Lawyers for Sacramento County failed again Monday to knock out a $14.5 million wrongful- death lawsuit filed over a conservator’s decision to put a paranoid schizophrenic with a 20-year history of violence into an Oak Park group home.


The placement left a 65-year-old woman dead when the 6-foot, 300-pound conservatee smashed the group home employee over the head with a wooden chair. The Sept. 5, 2008, attack also resulted in permanent brain injuries for the woman’s husband, then 69, who also worked in the home.


In allowing the suit to proceed, Sacramento Superior Court Judge Rudolph Loncke turned back defense arguments that state law entitles the county to immunity.


Loncke, in affirming a tentative decision he issued last week, said either a jury or an appellate court must decide whether the county had a duty to warn the group home operators. Plaintiffs lawyers charged that the conservatee, Ofiu Edwards Foto, posed a life-threatening danger.


When a county lawyer suggested the conservator did not have such a duty, Loncke replied, “You want to sneak that information by people?”


Foto, now 42, has since been found incompetent to stand trial and was placed in a state mental hospital. He is due back in court next year for another hearing on whether he can be tried.


He is accused of murder in the death of Pausta Sibarani and of almost killing her husband, Tumbur Bastion Purba. The county conservator recommended his placement in Sandy’s Guest Home on 44th Street after he pleaded no contest to assault in a similar attack that resulted in serious injuries to a 76-year-old female employee in another group home in 2005.


Foto’s record showed he had a history of violent attacks dating back to 1988.


Wendy Motooka, one of two privately retained lawyers defending the county in the wrongful-death suit, told the judge that without the immunity from civil liability, nobody would want to work as conservators.


Motooka also argued the conservator in the Foto case, identified in court papers as Rachael Harris, “gave sufficient warning” to the group home’s administrators. Judge Loncke said that while the conservator provided the group home with information about Foto’s 2005 attack, the county did not give administrators the full picture on the slaying suspect’s past, like when he broke a woman’s jaw in Burlingame and took a shovel to the windows of a home in San Bruno, among other incidents.


“I think you’re presenting a good argument,” Loncke told Motooka later. “I’m not being persuaded by it. Maybe at another level. Not here. I think there are triable issues here.”


Lawyers for the county declined to comment on whether they would appeal Loncke’s decision.


Monday’s setback was the second for the county in its effort to kill the lawsuit.


Last year, Motooka and her partner, Robert L. Chalfant, argued unsuccessfully that the county wasn’t liable because the group home was a “mental institution.”


Along with their immunity arguments, the defense lawyers maintained that Purba can’t seek damages for emotional distress because he testified in depositions that he couldn’t remember the attack.
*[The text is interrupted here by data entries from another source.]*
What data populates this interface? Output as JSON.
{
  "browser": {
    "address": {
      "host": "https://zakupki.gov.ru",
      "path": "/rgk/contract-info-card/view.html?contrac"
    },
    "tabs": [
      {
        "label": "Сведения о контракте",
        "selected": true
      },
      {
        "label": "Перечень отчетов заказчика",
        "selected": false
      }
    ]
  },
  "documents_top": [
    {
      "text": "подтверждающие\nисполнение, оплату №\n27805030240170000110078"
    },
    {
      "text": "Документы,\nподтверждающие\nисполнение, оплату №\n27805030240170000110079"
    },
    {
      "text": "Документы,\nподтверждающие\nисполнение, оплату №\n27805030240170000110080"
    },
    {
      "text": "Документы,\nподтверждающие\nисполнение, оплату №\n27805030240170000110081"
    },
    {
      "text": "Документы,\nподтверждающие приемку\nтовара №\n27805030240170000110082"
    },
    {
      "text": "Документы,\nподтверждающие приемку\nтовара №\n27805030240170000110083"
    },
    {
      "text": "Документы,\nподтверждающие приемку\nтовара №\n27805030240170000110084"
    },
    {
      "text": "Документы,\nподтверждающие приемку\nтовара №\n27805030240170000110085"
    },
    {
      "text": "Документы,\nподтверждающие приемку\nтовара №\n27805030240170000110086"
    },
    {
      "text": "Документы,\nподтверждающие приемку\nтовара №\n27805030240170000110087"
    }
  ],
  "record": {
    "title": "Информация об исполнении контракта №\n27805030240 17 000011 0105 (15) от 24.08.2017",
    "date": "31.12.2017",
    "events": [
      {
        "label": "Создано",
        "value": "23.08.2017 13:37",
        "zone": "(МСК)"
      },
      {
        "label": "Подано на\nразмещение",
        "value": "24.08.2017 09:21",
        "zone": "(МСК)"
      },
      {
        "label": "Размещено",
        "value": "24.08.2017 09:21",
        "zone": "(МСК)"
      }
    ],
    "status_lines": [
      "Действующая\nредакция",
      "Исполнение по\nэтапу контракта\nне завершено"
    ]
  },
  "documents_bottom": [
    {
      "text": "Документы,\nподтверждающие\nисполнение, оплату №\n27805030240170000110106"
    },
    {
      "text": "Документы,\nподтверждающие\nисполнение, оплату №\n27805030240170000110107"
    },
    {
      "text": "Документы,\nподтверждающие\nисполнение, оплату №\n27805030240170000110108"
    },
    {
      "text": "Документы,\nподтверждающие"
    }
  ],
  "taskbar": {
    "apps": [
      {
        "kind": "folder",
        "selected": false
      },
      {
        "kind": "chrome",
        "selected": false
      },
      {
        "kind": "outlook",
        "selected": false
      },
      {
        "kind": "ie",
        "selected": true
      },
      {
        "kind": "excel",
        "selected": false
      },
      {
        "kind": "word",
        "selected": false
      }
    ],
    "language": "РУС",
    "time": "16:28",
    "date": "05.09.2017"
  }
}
In response, plaintiffs lawyer Craig J. Rolfe said in court papers: “The fact that Mr. Purba is so severely brain-damaged that he does not recall the details of this horrific incident does not negate his … claim.”


Judge Loncke agreed.

Loncke also ruled that Purba’s $950,000 workers’ compensation award doesn’t nullify his effort to seek damages from the county based on its alleged negligence.


Endurance Insurance Co., the workers’ comp carrier for Sandy’s Guest Home, has filed a $950,000 lien against any award that might result from the lawsuit.


The Bee, meanwhile, has filed an action in the case to unseal five documents relating to the county’s placement of Foto in the group home. A hearing on The Bee’s effort to obtain the documents has been scheduled for Sept. 28.